Por el día las sogas colgaban a una altura suficiente como para atraer la mirada de los paseantes cuando las levantaba el viento y las balanceaba contra el paredón, pero ahora —a punto de amanecer— dos de los cuatro focos estaban encendidos y había una furgoneta blanca aparcada fuera.
La verdulera se paró, apoyó la bicicleta contra el muro, se subió al sillín para ver.
Había una chica, joven, flaca. Rodeada de dos hombres blancos y dos más a los lados. Tenía el pelo corto, llevaba un parche en un ojo y las manos atadas a la espalda.
Uno de los hombres, un chico, le quitó el parche y se lo dio a los otros. Le habló y esperó una respuesta. Ella respondió, pero ¿qué? Imposible oírlo y pronto se acabó el intercambio de frases.

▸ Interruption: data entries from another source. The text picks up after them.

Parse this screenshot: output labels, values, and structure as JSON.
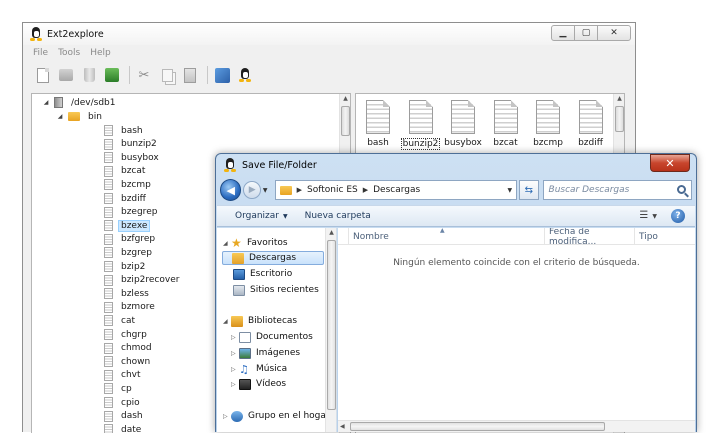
{
  "main_window": {
    "title": "Ext2explore",
    "menu": [
      "File",
      "Tools",
      "Help"
    ],
    "tree": {
      "device": "/dev/sdb1",
      "folder": "bin",
      "files": [
        "bash",
        "bunzip2",
        "busybox",
        "bzcat",
        "bzcmp",
        "bzdiff",
        "bzegrep",
        "bzexe",
        "bzfgrep",
        "bzgrep",
        "bzip2",
        "bzip2recover",
        "bzless",
        "bzmore",
        "cat",
        "chgrp",
        "chmod",
        "chown",
        "chvt",
        "cp",
        "cpio",
        "dash",
        "date"
      ],
      "selected": "bzexe"
    },
    "icon_files": [
      "bash",
      "bunzip2",
      "busybox",
      "bzcat",
      "bzcmp",
      "bzdiff"
    ],
    "icon_selected": "bunzip2"
  },
  "dialog": {
    "title": "Save File/Folder",
    "breadcrumb": [
      "Softonic ES",
      "Descargas"
    ],
    "search_placeholder": "Buscar Descargas",
    "commands": {
      "organize": "Organizar",
      "new_folder": "Nueva carpeta"
    },
    "nav": {
      "favorites_header": "Favoritos",
      "favorites": [
        "Descargas",
        "Escritorio",
        "Sitios recientes"
      ],
      "libraries_header": "Bibliotecas",
      "libraries": [
        "Documentos",
        "Imágenes",
        "Música",
        "Vídeos"
      ],
      "homegroup": "Grupo en el hogar"
    },
    "columns": {
      "name": "Nombre",
      "date": "Fecha de modifica...",
      "type": "Tipo"
    },
    "empty_message": "Ningún elemento coincide con el criterio de búsqueda."
  }
}
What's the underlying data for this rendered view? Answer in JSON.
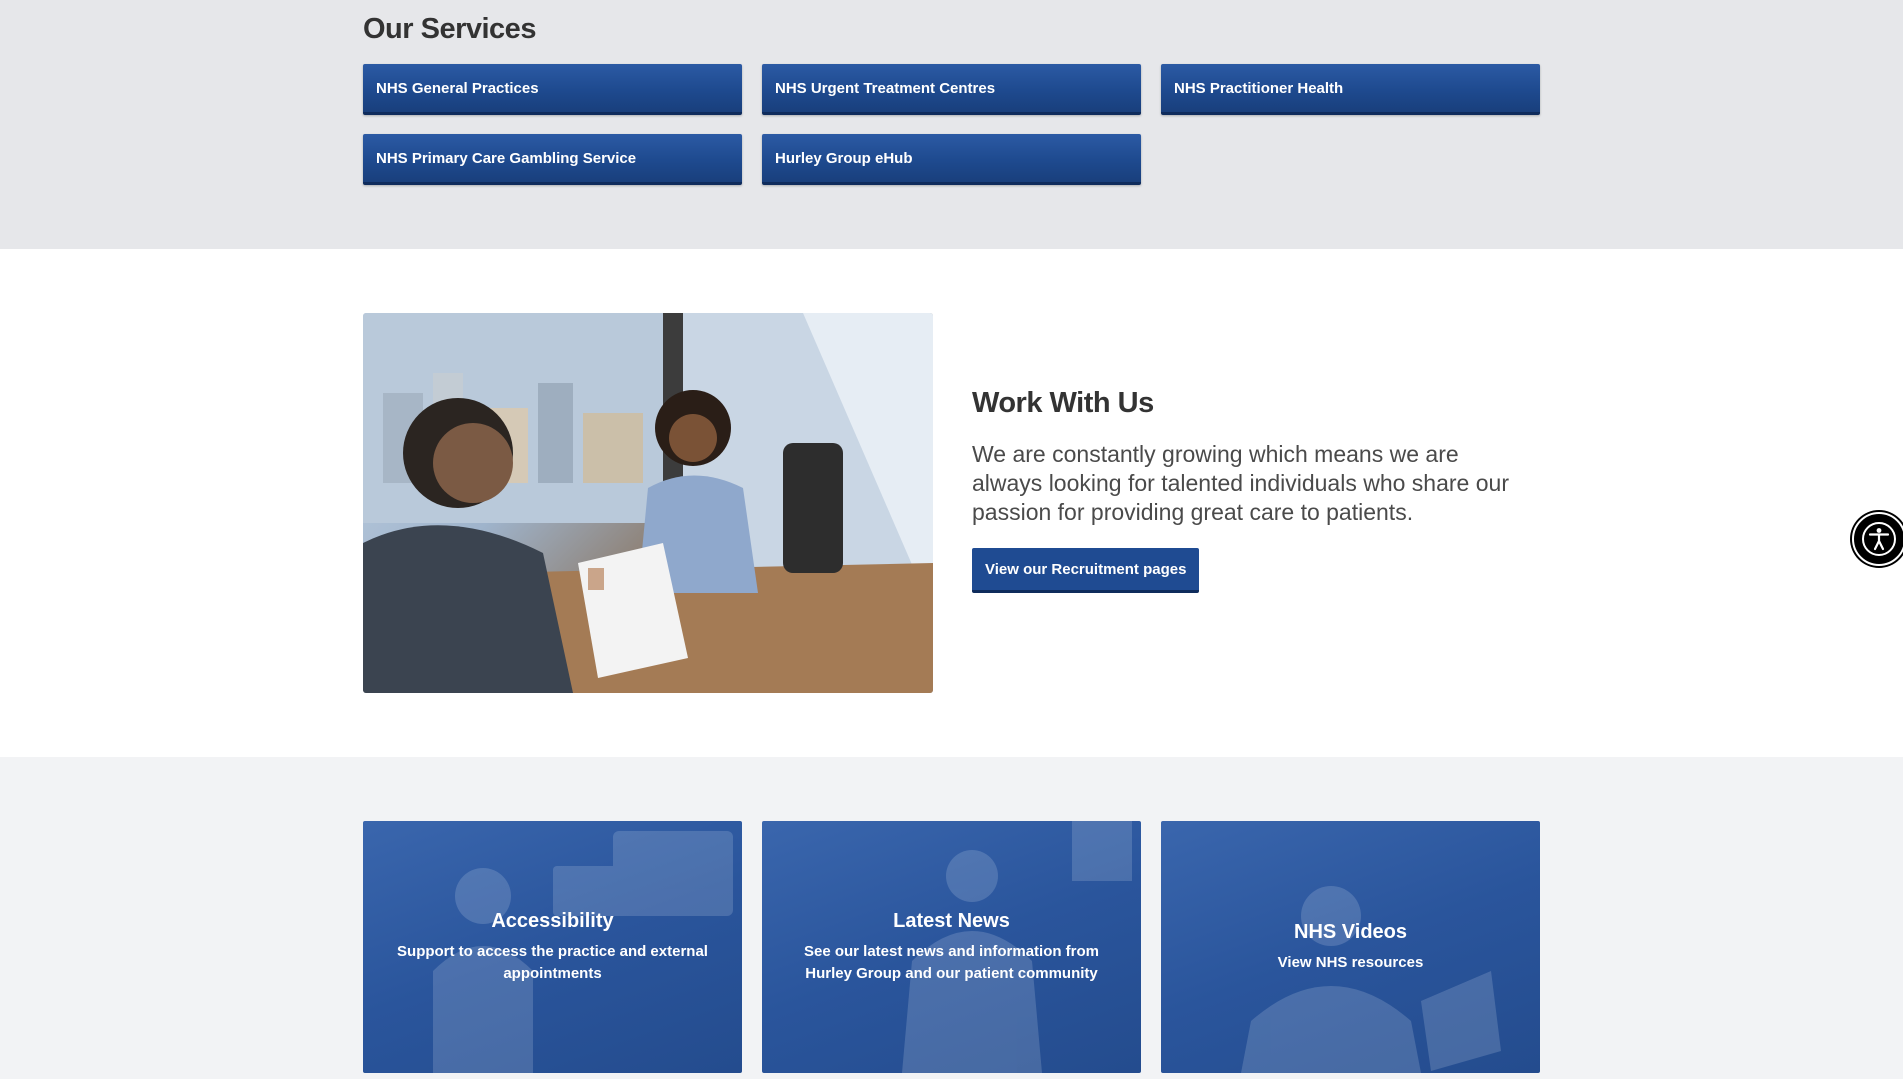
{
  "services": {
    "heading": "Our Services",
    "items": [
      {
        "label": "NHS General Practices"
      },
      {
        "label": "NHS Urgent Treatment Centres"
      },
      {
        "label": "NHS Practitioner Health"
      },
      {
        "label": "NHS Primary Care Gambling Service"
      },
      {
        "label": "Hurley Group eHub"
      }
    ]
  },
  "work": {
    "heading": "Work With Us",
    "body": "We are constantly growing which means we are always looking for talented individuals who share our passion for providing great care to patients.",
    "button_label": "View our Recruitment pages"
  },
  "features": [
    {
      "title": "Accessibility",
      "description": "Support to access the practice and external appointments"
    },
    {
      "title": "Latest News",
      "description": "See our latest news and information from Hurley Group and our patient community"
    },
    {
      "title": "NHS Videos",
      "description": "View NHS resources"
    }
  ],
  "colors": {
    "nhs_blue": "#1f4b92",
    "services_bg": "#e6e7ea",
    "features_bg": "#f2f3f5"
  },
  "icons": {
    "accessibility_widget": "accessibility-person-icon"
  }
}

El chico encasquetó un trozo de tela oscuro en la cabeza de la mujer y le quitó las alpargatas. La guio hacia la soga, lívido, y la mujer mantuvo la cabeza alta mientras se la ajustaban.
Por todas partes todavía el principio del verano y los jazmineros tan jazmineros ahora como antes y en el cielo una capa de verdiazul y cada amanecer de ahora en adelante se asociaría a aquello.
Allí no se oía ningún otro sonido aparte de las voces de los hombres cuando la verdulera se bajó del sillín y se marchó con celeridad.